Science

The PaperShelf

From time to time, I like to make minor tweaks to my blog based on the treasure trinklets I find around in different corners of the internet from blogs/works of personalities I follow/find interesting.

I got into the practice of logging updates in reverse chronological streams from one of my professors in my sophomore year.

I began personalized hex timestamps (today is 0x2360 for me) because I don’t intuitively gel well with the (Julian -> Gregorian) cycles. The combination of lunar, solar and planetary cycles is my most recent experimental initiative for calibrating long term efforts but that would be a little too chaotic for the part of the world wide web that I mostly interact with these days.

Personalized Science

I like studying and exploring new things in the spirit of science. The science that happens today in institutions is more than just science and involves a lot of ancillary efforts directed towards the formalized production of research.

I respect formalized scientific efforts but feel like humanity as whole is losing out on the idea of having personalized problem statements to work on without worrying about applications, citations or what the next big thing is going to be.

Solitude, Society, Originality

Some-days, I wonder that I’m born half a millennia too late into this world given the extent of novel societal tendencies that I’m not fond of.

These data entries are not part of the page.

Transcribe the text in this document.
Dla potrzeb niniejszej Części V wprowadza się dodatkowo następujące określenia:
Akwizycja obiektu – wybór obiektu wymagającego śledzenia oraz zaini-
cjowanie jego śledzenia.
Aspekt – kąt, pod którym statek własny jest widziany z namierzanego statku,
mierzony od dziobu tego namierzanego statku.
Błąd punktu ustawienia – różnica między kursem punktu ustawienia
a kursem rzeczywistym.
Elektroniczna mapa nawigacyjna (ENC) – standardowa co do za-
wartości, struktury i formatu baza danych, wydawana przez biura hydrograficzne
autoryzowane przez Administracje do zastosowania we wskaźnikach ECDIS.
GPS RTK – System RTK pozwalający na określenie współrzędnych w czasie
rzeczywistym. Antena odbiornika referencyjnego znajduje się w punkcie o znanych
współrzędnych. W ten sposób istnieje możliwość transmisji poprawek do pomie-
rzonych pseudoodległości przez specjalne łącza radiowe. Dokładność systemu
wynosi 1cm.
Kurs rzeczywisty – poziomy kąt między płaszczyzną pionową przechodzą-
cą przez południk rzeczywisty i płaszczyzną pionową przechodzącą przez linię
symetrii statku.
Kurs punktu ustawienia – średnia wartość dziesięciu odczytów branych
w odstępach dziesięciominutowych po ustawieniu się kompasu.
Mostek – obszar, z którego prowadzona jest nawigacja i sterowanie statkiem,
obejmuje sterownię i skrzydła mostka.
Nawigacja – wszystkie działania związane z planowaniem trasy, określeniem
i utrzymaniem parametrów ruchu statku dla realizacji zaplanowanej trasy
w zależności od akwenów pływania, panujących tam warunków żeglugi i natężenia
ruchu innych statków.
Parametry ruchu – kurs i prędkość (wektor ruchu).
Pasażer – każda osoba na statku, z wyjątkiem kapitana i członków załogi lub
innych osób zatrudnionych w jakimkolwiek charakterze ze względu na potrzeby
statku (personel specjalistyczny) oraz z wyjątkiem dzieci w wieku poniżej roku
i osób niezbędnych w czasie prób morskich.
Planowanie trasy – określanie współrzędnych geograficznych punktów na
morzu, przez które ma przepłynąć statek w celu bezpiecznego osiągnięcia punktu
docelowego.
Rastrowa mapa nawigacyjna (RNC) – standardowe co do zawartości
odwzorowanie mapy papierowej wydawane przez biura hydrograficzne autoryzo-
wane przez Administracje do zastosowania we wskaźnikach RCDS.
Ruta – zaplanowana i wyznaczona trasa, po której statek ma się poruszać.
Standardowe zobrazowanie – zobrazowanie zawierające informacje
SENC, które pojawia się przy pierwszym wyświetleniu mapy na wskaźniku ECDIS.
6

Although, the notion of Batman didn’t exist then, given a choice, I’d probably consider time traveling to an intellectually simpler life when much of what the present science and engineering entails was just beginning to be discovered and invented.

Research options then weren’t thresholded by who’s packing heavier compute but rather open to all that could observe patiently and portrayed the will to ask, sceptic-ize and act according to their whims.